Breast Cancer: NHS Drugs For Women At Risk

Women with a high risk of breast cancer could be prescribed drugs to prevent the disease.

New guidelines from the National Institute for Health and Clinical Excellence (Nice) recommend that post-menopausal women with a strong family history of breast cancer are given the option of taking medication to reduce their risk.

The move was hailed as “historic” by a leading breast cancer charity.

Between 3% and 5% of the 48,000 breast cancers each year are caused by genes that are passed down families. They raise the risk of the disease to around 80% – compared to 12% for the average woman.

Currently women with one of the genes have regular mammograms to spot tumours early.

Some, including Sharon Osbourne, choose to have their breasts removed even though they are perfectly healthy, to reduce their risk to low levels.

But recent studies have shown that taking the drugs tamoxifen or raloxifene for five years can halve the risk of cancer. Nice says the evidence is strong enough to recommend so-called “chemoprevention”.

The US Food and Drug Administration has already approved the drugs for preventing cancer.

Chris Askew, chief executive of Breakthrough Breast Cancer, said: “This draft guideline represents a historic step for the prevention of breast cancer.

“It is the first time drugs have ever been recommended for reducing breast cancer risk in the UK.

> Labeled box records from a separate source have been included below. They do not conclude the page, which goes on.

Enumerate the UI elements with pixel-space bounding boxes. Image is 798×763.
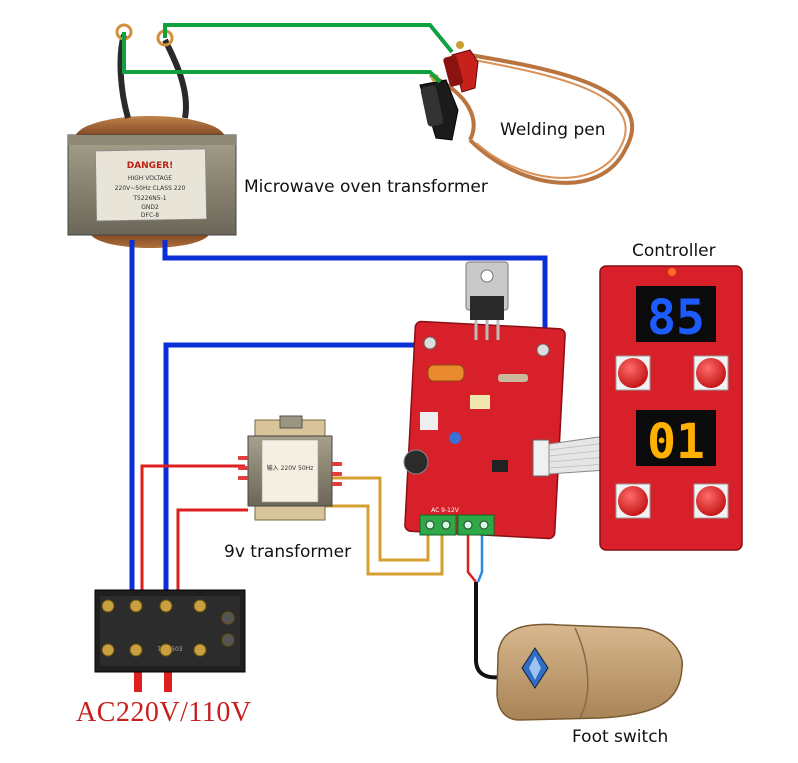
up-button-bottom-left <box>618 486 648 516</box>
mot-plate-line4: GND2 <box>141 204 159 211</box>
transformer-9v: 输入 220V 50Hz <box>238 415 342 521</box>
label-9v-transformer: 9v transformer <box>224 542 352 562</box>
controller-panel <box>599 265 743 551</box>
foot-switch <box>496 623 683 721</box>
controller-buttons <box>615 355 729 519</box>
label-foot-switch: Foot switch <box>572 727 669 747</box>
green-wires <box>122 23 454 84</box>
label-controller: Controller <box>632 241 716 261</box>
blue-wires <box>129 240 548 612</box>
top-display: 85 <box>647 290 705 346</box>
orange-wires <box>318 476 444 576</box>
up-button-top-left <box>618 358 648 388</box>
top-display-value: 85 <box>647 290 705 346</box>
bottom-display-value: 01 <box>647 414 705 470</box>
label-microwave-oven-transformer: Microwave oven transformer <box>244 177 488 197</box>
bottom-display: 01 <box>647 414 705 470</box>
welding-pen <box>419 41 634 185</box>
mot-plate-line2: 220V~50Hz CLASS 220 <box>115 185 186 192</box>
board-input-label: AC 9-12V <box>431 507 460 514</box>
down-button-bottom-right <box>696 486 726 516</box>
transformer-9v-text: 输入 220V 50Hz <box>267 464 314 472</box>
mot-plate-line3: T5226N5-1 <box>132 195 166 202</box>
microwave-oven-transformer: DANGER! HIGH VOLTAGE 220V~50Hz CLASS 220… <box>67 23 237 248</box>
mot-plate-line5: DFC-8 <box>141 212 159 219</box>
terminal-screws <box>101 599 235 657</box>
label-ac-input: AC220V/110V <box>76 697 252 728</box>
label-welding-pen: Welding pen <box>500 120 606 140</box>
mot-plate-line1: HIGH VOLTAGE <box>128 175 172 182</box>
controller-board: AC 9-12V <box>403 261 566 540</box>
down-button-top-right <box>696 358 726 388</box>
mot-warning-text: DANGER! <box>127 161 174 171</box>
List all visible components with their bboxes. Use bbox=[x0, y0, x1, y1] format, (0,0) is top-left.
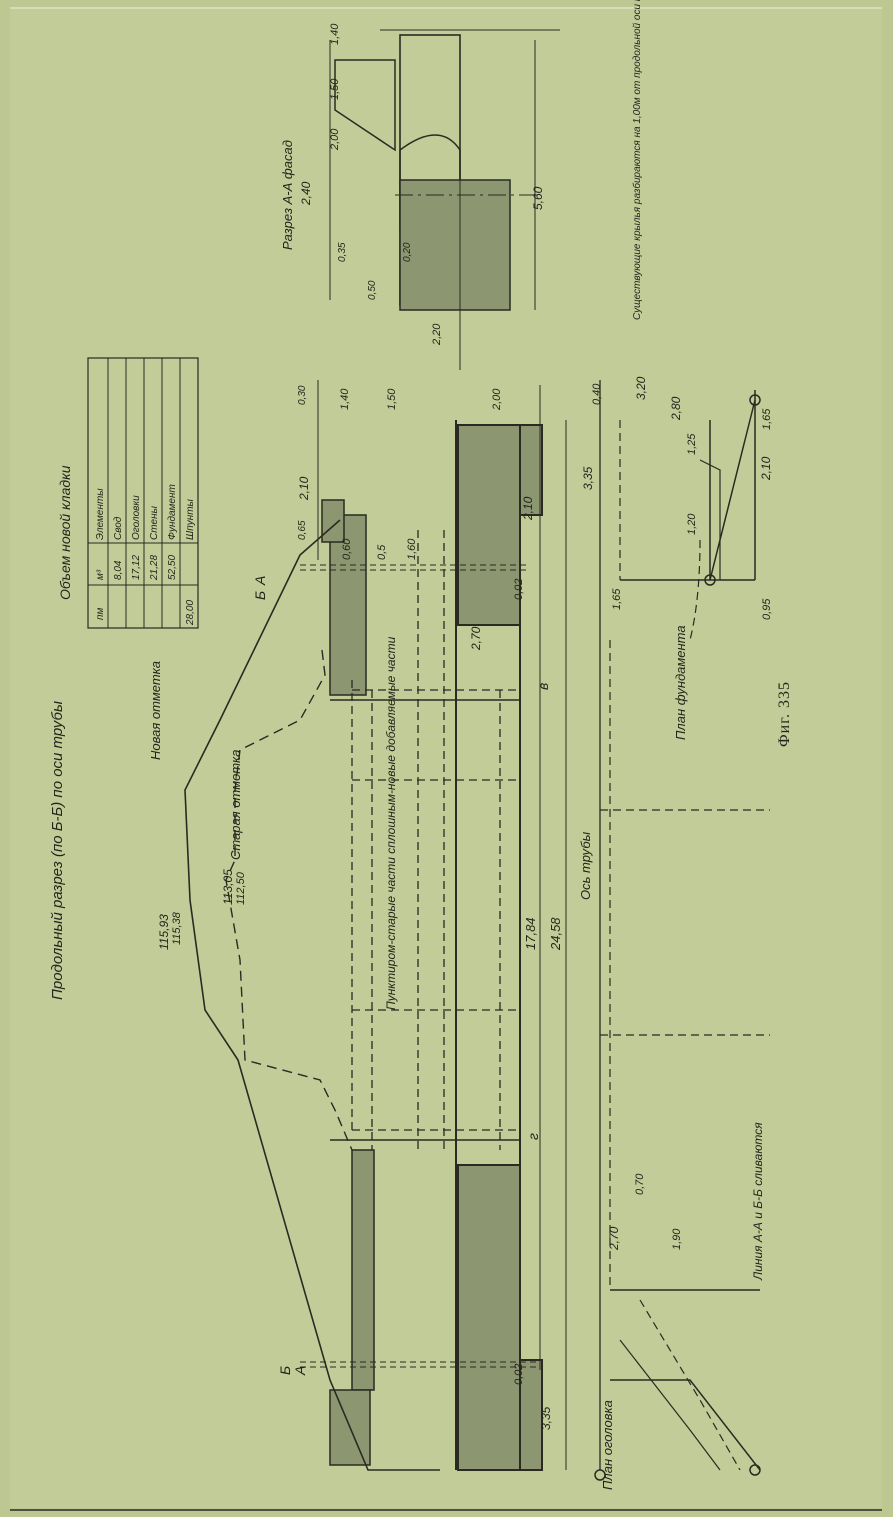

“This is exciting as, even though most women do not have a significant family history of the disease, it’s crucial that those who do have an array of options to help them control their risk.”

Neither of the drugs is currently licensed for preventing cancer and Nice warns that any doctor prescribing them would have to take “full responsibility for the decision”.

The recommendation is part of new draft guidelines on familial breast cancer.

They also extend genetic testing to more women with relatives affected by the disease, as well as recommend regular MRI scans for younger women who carry high risk genes.

Professor Mark Baker, director of the Centre for Clinical Practice at Nice, said: “It’s wise for any person with a family history of cancer to receive appropriate investigations and screening that would otherwise be unnecessary if a family history did not exist.”